Home 2018 Abstracts Post-Operative Opioid Prescribing In Urology: Are We Contributing To The National Crisis?

Post-Operative Opioid Prescribing In Urology: Are We Contributing To The National Crisis?

Kathryn Hacker (University of North Carolina at Chapel Hill), Hannah Cook (UNC Eshelman School of Pharmacy), Jae Jung (UNC Eshelman School of Pharmacy), J. Lee Graves (UNC School of Medicine), Peggy McNaull (UNC School of Medicine), Brooke Chidgey (UNC School of Medicine), Jami Mann (UNC Hospitals), Angela Smith (UNC School of Medicine), Matthew Nielsen (UNC School of Medicine)

Background

The incidence of new persistent opioid use following surgery is 6-10%, more common than any single post-operative complication. Additionally, recent systematic review found 67-92% of patients report unused opioid medications after a surgical prescription. Reducing opioid oversupply may substantially impact the opioid epidemic as a primary and secondary prevention strategy.

Objectives

To evaluate post-surgical opioid requirements of patients following urologic surgeries and create standardized prescribing schedules to reduce oversupply of opioid prescriptions.

Methods

Patients undergoing urologic procedures associated with 49 specified CPT codes were identified.
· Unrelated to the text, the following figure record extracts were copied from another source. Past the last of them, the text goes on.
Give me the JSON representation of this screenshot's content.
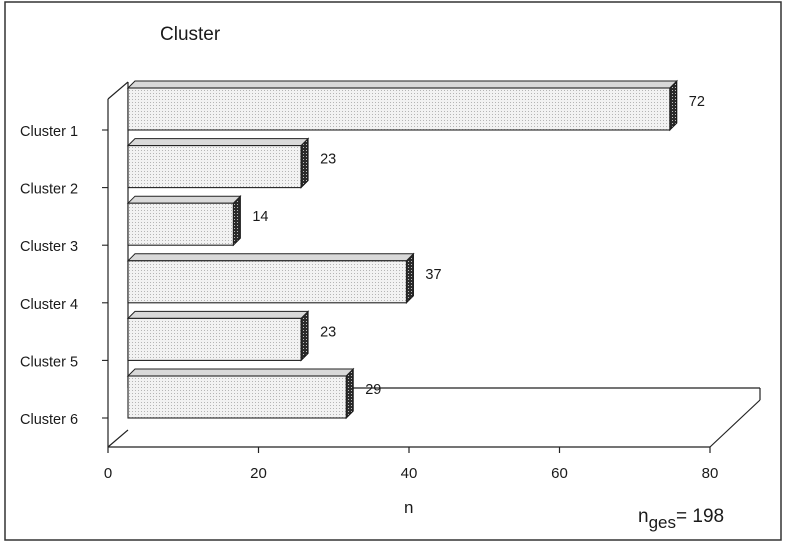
{
  "chart_data": {
    "type": "bar",
    "orientation": "horizontal",
    "style": "3d",
    "title": "Cluster",
    "xlabel": "n",
    "categories": [
      "Cluster 1",
      "Cluster 2",
      "Cluster 3",
      "Cluster 4",
      "Cluster 5",
      "Cluster 6"
    ],
    "values": [
      72,
      23,
      14,
      37,
      23,
      29
    ],
    "xlim": [
      0,
      80
    ],
    "xticks": [
      "0",
      "20",
      "40",
      "60",
      "80"
    ],
    "grid": false,
    "legend": "none",
    "bar_fill_color": "#eeeeee",
    "bar_side_color": "#333333",
    "total_label": {
      "prefix": "n",
      "subscript": "ges",
      "value": "= 198"
    }
  }
}
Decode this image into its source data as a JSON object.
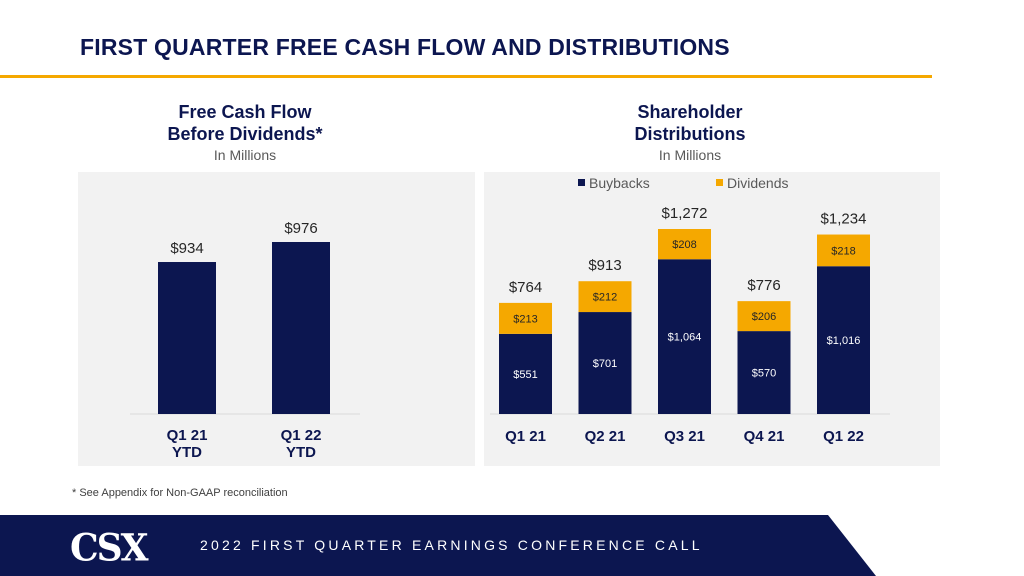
{
  "title": "FIRST QUARTER FREE CASH FLOW AND DISTRIBUTIONS",
  "footnote": "* See Appendix for Non-GAAP reconciliation",
  "footer": {
    "logo": "CSX",
    "text": "2022 FIRST QUARTER EARNINGS CONFERENCE CALL"
  },
  "colors": {
    "navy": "#0c1650",
    "orange": "#f5a800"
  },
  "chart_data": [
    {
      "type": "bar",
      "title_line1": "Free Cash Flow",
      "title_line2": "Before Dividends*",
      "subtitle": "In Millions",
      "categories": [
        [
          "Q1 21",
          "YTD"
        ],
        [
          "Q1 22",
          "YTD"
        ]
      ],
      "values": [
        934,
        976
      ],
      "labels": [
        "$934",
        "$976"
      ],
      "ylim": [
        615,
        1000
      ]
    },
    {
      "type": "bar",
      "stacked": true,
      "title_line1": "Shareholder",
      "title_line2": "Distributions",
      "subtitle": "In Millions",
      "legend": [
        "Buybacks",
        "Dividends"
      ],
      "legend_position": "top",
      "categories": [
        "Q1 21",
        "Q2 21",
        "Q3 21",
        "Q4 21",
        "Q1 22"
      ],
      "series": [
        {
          "name": "Buybacks",
          "values": [
            551,
            701,
            1064,
            570,
            1016
          ],
          "labels": [
            "$551",
            "$701",
            "$1,064",
            "$570",
            "$1,016"
          ]
        },
        {
          "name": "Dividends",
          "values": [
            213,
            212,
            208,
            206,
            218
          ],
          "labels": [
            "$213",
            "$212",
            "$208",
            "$206",
            "$218"
          ]
        }
      ],
      "totals": [
        "$764",
        "$913",
        "$1,272",
        "$776",
        "$1,234"
      ],
      "ylim": [
        0,
        1300
      ]
    }
  ]
}
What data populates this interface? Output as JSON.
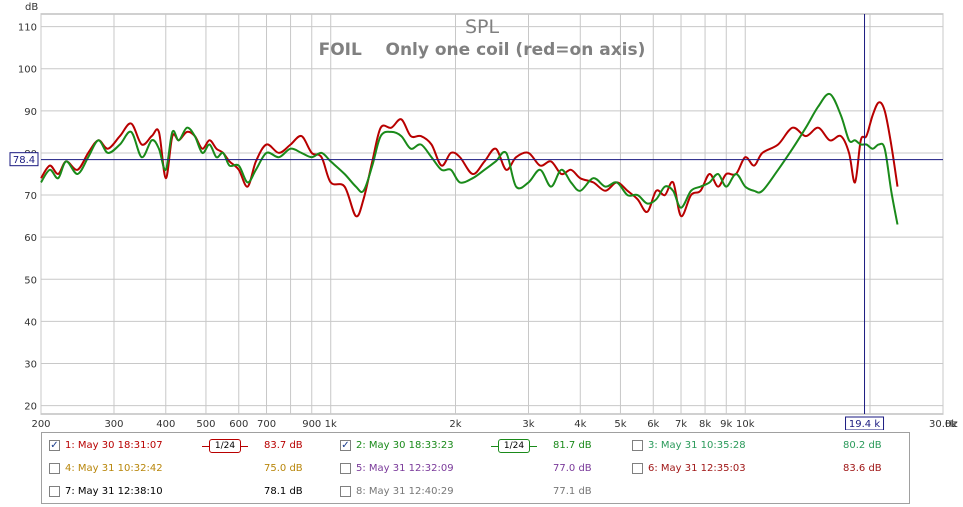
{
  "chart_data": {
    "type": "line",
    "title": "SPL",
    "subtitle": "FOIL    Only one coil (red=on axis)",
    "ylabel": "dB",
    "xlabel": "Hz",
    "x_scale": "log",
    "xlim": [
      200,
      30000
    ],
    "ylim": [
      18,
      113
    ],
    "grid": true,
    "y_ticks": [
      20,
      30,
      40,
      50,
      60,
      70,
      80,
      90,
      100,
      110
    ],
    "x_ticks": [
      {
        "value": 200,
        "label": "200"
      },
      {
        "value": 300,
        "label": "300"
      },
      {
        "value": 400,
        "label": "400"
      },
      {
        "value": 500,
        "label": "500"
      },
      {
        "value": 600,
        "label": "600"
      },
      {
        "value": 700,
        "label": "700"
      },
      {
        "value": 900,
        "label": "900"
      },
      {
        "value": 1000,
        "label": "1k"
      },
      {
        "value": 2000,
        "label": "2k"
      },
      {
        "value": 3000,
        "label": "3k"
      },
      {
        "value": 4000,
        "label": "4k"
      },
      {
        "value": 5000,
        "label": "5k"
      },
      {
        "value": 6000,
        "label": "6k"
      },
      {
        "value": 7000,
        "label": "7k"
      },
      {
        "value": 8000,
        "label": "8k"
      },
      {
        "value": 9000,
        "label": "9k"
      },
      {
        "value": 10000,
        "label": "10k"
      },
      {
        "value": 30000,
        "label": "30.0k"
      }
    ],
    "minor_x_ticks": [
      800,
      20000
    ],
    "cursor": {
      "x": 19400,
      "y": 78.4,
      "x_label": "19.4 k",
      "y_label": "78.4"
    },
    "series": [
      {
        "name": "1: May 30 18:31:07",
        "color": "#b80000",
        "x": [
          200,
          210,
          220,
          230,
          245,
          260,
          275,
          290,
          310,
          330,
          350,
          370,
          385,
          400,
          415,
          430,
          450,
          470,
          490,
          510,
          530,
          550,
          570,
          600,
          630,
          660,
          700,
          750,
          800,
          850,
          900,
          950,
          1000,
          1080,
          1150,
          1200,
          1260,
          1320,
          1400,
          1480,
          1560,
          1650,
          1750,
          1850,
          1950,
          2050,
          2200,
          2350,
          2500,
          2650,
          2800,
          3000,
          3200,
          3400,
          3600,
          3800,
          4000,
          4300,
          4600,
          4900,
          5200,
          5500,
          5800,
          6100,
          6400,
          6700,
          7000,
          7400,
          7800,
          8200,
          8600,
          9000,
          9500,
          10000,
          10500,
          11000,
          12000,
          13000,
          14000,
          15000,
          16000,
          17000,
          17800,
          18400,
          19000,
          19600,
          20300,
          21000,
          21700,
          22500,
          23300
        ],
        "y": [
          74,
          77,
          75,
          78,
          76,
          80,
          83,
          81,
          84,
          87,
          82,
          84,
          85,
          74,
          84,
          83,
          85,
          84,
          81,
          83,
          81,
          80,
          78,
          76,
          72,
          78,
          82,
          80,
          82,
          84,
          80,
          79,
          73,
          72,
          65,
          69,
          78,
          86,
          86,
          88,
          84,
          84,
          82,
          77,
          80,
          79,
          75,
          78,
          81,
          76,
          79,
          80,
          77,
          78,
          75,
          76,
          74,
          73,
          71,
          73,
          71,
          69,
          66,
          71,
          70,
          73,
          65,
          70,
          71,
          75,
          72,
          75,
          75,
          79,
          77,
          80,
          82,
          86,
          84,
          86,
          83,
          84,
          80,
          73,
          83,
          84,
          89,
          92,
          90,
          82,
          72
        ]
      },
      {
        "name": "2: May 30 18:33:23",
        "color": "#1a8a1a",
        "x": [
          200,
          210,
          220,
          230,
          245,
          260,
          275,
          290,
          310,
          330,
          350,
          370,
          385,
          400,
          415,
          430,
          450,
          470,
          490,
          510,
          530,
          550,
          570,
          600,
          630,
          660,
          700,
          750,
          800,
          850,
          900,
          950,
          1000,
          1080,
          1150,
          1200,
          1260,
          1320,
          1400,
          1480,
          1560,
          1650,
          1750,
          1850,
          1950,
          2050,
          2200,
          2350,
          2500,
          2650,
          2800,
          3000,
          3200,
          3400,
          3600,
          3800,
          4000,
          4300,
          4600,
          4900,
          5200,
          5500,
          5800,
          6100,
          6400,
          6700,
          7000,
          7400,
          7800,
          8200,
          8600,
          9000,
          9500,
          10000,
          10500,
          11000,
          12000,
          13000,
          14000,
          15000,
          16000,
          17000,
          17800,
          18400,
          19000,
          19600,
          20300,
          21000,
          21700,
          22500,
          23300
        ],
        "y": [
          73,
          76,
          74,
          78,
          75,
          79,
          83,
          80,
          82,
          85,
          79,
          83,
          81,
          76,
          85,
          83,
          86,
          84,
          80,
          82,
          79,
          80,
          77,
          77,
          73,
          76,
          80,
          79,
          81,
          80,
          79,
          80,
          78,
          75,
          72,
          71,
          77,
          84,
          85,
          84,
          81,
          82,
          79,
          76,
          76,
          73,
          74,
          76,
          78,
          80,
          72,
          73,
          76,
          72,
          76,
          73,
          71,
          74,
          72,
          73,
          70,
          70,
          68,
          69,
          72,
          71,
          67,
          71,
          72,
          73,
          75,
          72,
          75,
          72,
          71,
          71,
          76,
          81,
          86,
          91,
          94,
          89,
          83,
          83,
          82,
          82,
          81,
          82,
          81,
          71,
          63
        ]
      }
    ]
  },
  "legend": {
    "items": [
      {
        "label": "1: May 30 18:31:07",
        "value": "83.7 dB",
        "checked": true,
        "check_mark": "✓",
        "color": "#b80000",
        "smoothing": "1/24"
      },
      {
        "label": "2: May 30 18:33:23",
        "value": "81.7 dB",
        "checked": true,
        "check_mark": "✓",
        "color": "#1a8a1a",
        "smoothing": "1/24"
      },
      {
        "label": "3: May 31 10:35:28",
        "value": "80.2 dB",
        "checked": false,
        "check_mark": "",
        "color": "#2a9a5a"
      },
      {
        "label": "4: May 31 10:32:42",
        "value": "75.0 dB",
        "checked": false,
        "check_mark": "",
        "color": "#b8860b"
      },
      {
        "label": "5: May 31 12:32:09",
        "value": "77.0 dB",
        "checked": false,
        "check_mark": "",
        "color": "#7a3a9a"
      },
      {
        "label": "6: May 31 12:35:03",
        "value": "83.6 dB",
        "checked": false,
        "check_mark": "",
        "color": "#a01818"
      },
      {
        "label": "7: May 31 12:38:10",
        "value": "78.1 dB",
        "checked": false,
        "check_mark": "",
        "color": "#000000"
      },
      {
        "label": "8: May 31 12:40:29",
        "value": "77.1 dB",
        "checked": false,
        "check_mark": "",
        "color": "#777777"
      }
    ]
  },
  "colors": {
    "grid": "#c8c8c8",
    "axis_text": "#333333",
    "title": "#808080",
    "cursor": "#1a1a80",
    "border": "#a0a0a0"
  }
}
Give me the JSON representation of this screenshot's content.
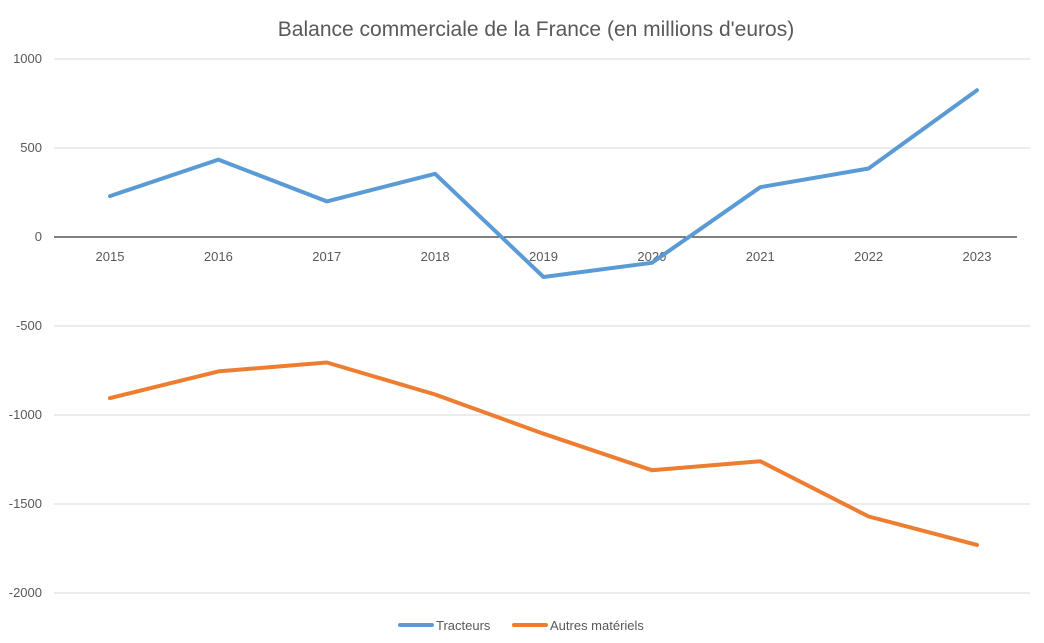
{
  "chart_data": {
    "type": "line",
    "title": "Balance commerciale de la France (en millions d'euros)",
    "xlabel": "",
    "ylabel": "",
    "categories": [
      "2015",
      "2016",
      "2017",
      "2018",
      "2019",
      "2020",
      "2021",
      "2022",
      "2023"
    ],
    "ylim": [
      -2000,
      1000
    ],
    "yticks": [
      1000,
      500,
      0,
      -500,
      -1000,
      -1500,
      -2000
    ],
    "grid": true,
    "legend_position": "bottom",
    "series": [
      {
        "name": "Tracteurs",
        "color": "#5b9bd5",
        "values": [
          230,
          435,
          200,
          355,
          -225,
          -145,
          280,
          385,
          825
        ]
      },
      {
        "name": "Autres matériels",
        "color": "#ed7d31",
        "values": [
          -905,
          -755,
          -705,
          -885,
          -1105,
          -1310,
          -1260,
          -1570,
          -1730
        ]
      }
    ]
  }
}
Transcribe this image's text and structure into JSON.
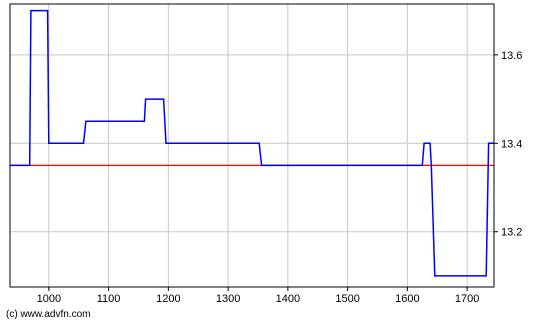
{
  "chart_data": {
    "type": "line",
    "xlim": [
      935,
      1745
    ],
    "ylim": [
      13.075,
      13.715
    ],
    "grid": true,
    "x_ticks": [
      1000,
      1100,
      1200,
      1300,
      1400,
      1500,
      1600,
      1700
    ],
    "x_tick_labels": [
      "1000",
      "1100",
      "1200",
      "1300",
      "1400",
      "1500",
      "1600",
      "1700"
    ],
    "y_ticks": [
      13.2,
      13.4,
      13.6
    ],
    "y_tick_labels": [
      "13.2",
      "13.4",
      "13.6"
    ],
    "y_axis_side": "right",
    "reference_line": {
      "value": 13.35,
      "color": "#ff0000"
    },
    "series": [
      {
        "color": "#0000ff",
        "x": [
          935,
          968,
          970,
          998,
          1000,
          1058,
          1062,
          1160,
          1162,
          1192,
          1196,
          1352,
          1356,
          1625,
          1628,
          1638,
          1640,
          1646,
          1732,
          1736,
          1745
        ],
        "y": [
          13.35,
          13.35,
          13.7,
          13.7,
          13.4,
          13.4,
          13.45,
          13.45,
          13.5,
          13.5,
          13.4,
          13.4,
          13.35,
          13.35,
          13.4,
          13.4,
          13.35,
          13.1,
          13.1,
          13.4,
          13.4
        ]
      }
    ]
  },
  "credit": "(c) www.advfn.com",
  "colors": {
    "grid": "#c8c8c8",
    "frame": "#000000"
  }
}
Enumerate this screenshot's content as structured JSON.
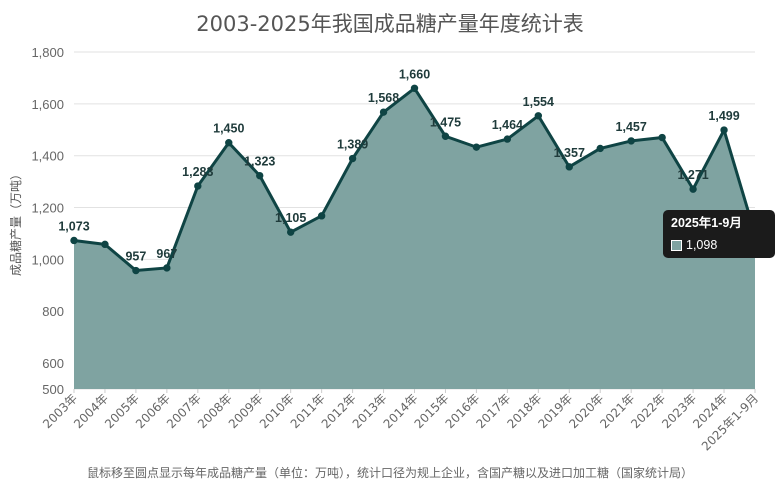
{
  "chart_data": {
    "type": "area",
    "title": "2003-2025年我国成品糖产量年度统计表",
    "ylabel": "成品糖产量（万吨）",
    "xlabel": "",
    "ylim": [
      500,
      1800
    ],
    "yticks": [
      500,
      600,
      800,
      1000,
      1200,
      1400,
      1600,
      1800
    ],
    "ytick_labels": [
      "500",
      "600",
      "800",
      "1,000",
      "1,200",
      "1,400",
      "1,600",
      "1,800"
    ],
    "grid": true,
    "categories": [
      "2003年",
      "2004年",
      "2005年",
      "2006年",
      "2007年",
      "2008年",
      "2009年",
      "2010年",
      "2011年",
      "2012年",
      "2013年",
      "2014年",
      "2015年",
      "2016年",
      "2017年",
      "2018年",
      "2019年",
      "2020年",
      "2021年",
      "2022年",
      "2023年",
      "2024年",
      "2025年1-9月"
    ],
    "values": [
      1073,
      1058,
      957,
      967,
      1283,
      1450,
      1323,
      1105,
      1168,
      1389,
      1568,
      1660,
      1475,
      1433,
      1464,
      1554,
      1357,
      1428,
      1457,
      1470,
      1271,
      1499,
      1098
    ],
    "data_labels": [
      "1,073",
      "",
      "957",
      "967",
      "1,283",
      "1,450",
      "1,323",
      "1,105",
      "",
      "1,389",
      "1,568",
      "1,660",
      "1,475",
      "",
      "1,464",
      "1,554",
      "1,357",
      "",
      "1,457",
      "",
      "1,271",
      "1,499",
      "1,098"
    ],
    "footnote": "鼠标移至圆点显示每年成品糖产量（单位：万吨），统计口径为规上企业，含国产糖以及进口加工糖（国家统计局）",
    "colors": {
      "fill": "#7fa3a1",
      "line": "#0f4444",
      "grid": "#e2e2e2",
      "label": "#1f3b3b"
    }
  },
  "tooltip": {
    "title": "2025年1-9月",
    "value": "1,098",
    "swatch_color": "#7fa3a1"
  }
}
Details regarding medications prescribed for postoperative pain were obtained through our pharmacy database. Two weeks post-procedure, patients were contacted via telephone to participate in a survey evaluating postoperative opioid usage, storage, and disposal habits.

Results

During the study period, 877 patients underwent urologic procedures. We contacted 606 patients, and 264 patients completed the survey. Among survey respondents, 75% had unused opioids from their initial postoperative prescription, and the average amount of narcotics used was 55% of the initial prescription. In the 6 month study period, approximately 2800 opioid pills remained unused. In addition to usage data, we also surveyed patients on counseling and disposal information. Among survey respondents, only 31% reported having received counseling on proper opioid storage. Post-operatively, patients stored opioid medications in the following locations: medicine cabinet (34%), kitchen cabinet (18%), out in the open (21%), in a drawer (13%), in a closet (3%), and in another location (9%, including tool box, purse, refrigerator, etc). Only 13% of these locations were locked, preventing unauthorized access to the opioid prescription. Additionally, only 18% of patients with unused opioid medication reported disposing of this medication. Reasons for not disposing of the unused opioid medication included: not considering disposal (36%), saving it in case the patient needed additional medication (47%), not knowing how to properly dispose of it (4%), and other (13%). To reduce the oversupply of opioid medications following urologic procedures, we subsequently developed standardized post-operative opioid prescribing schedules.

Conclusion

Consistent with observations in other surgical populations, we identified substantial oversupply from standard prescribing practices following urologic procedures. Extrapolating this number across the US, the 11,703 practicing urologists described in the AUA 2015 census prescribe approximately 24 million excess opioid pills each year. Given the lack of proper storage and disposal of these medications, this excess opioid supply may contribute to the national crisis of opioid misuse and diversion.

Implications for the Patient

Newly developed data-driven post-operative prescribing schedules coupled with education on appropriate disposal provide an opportunity for urologists to take an active role in opioid stewardship and reduce oversupply and diversion of narcotic medications.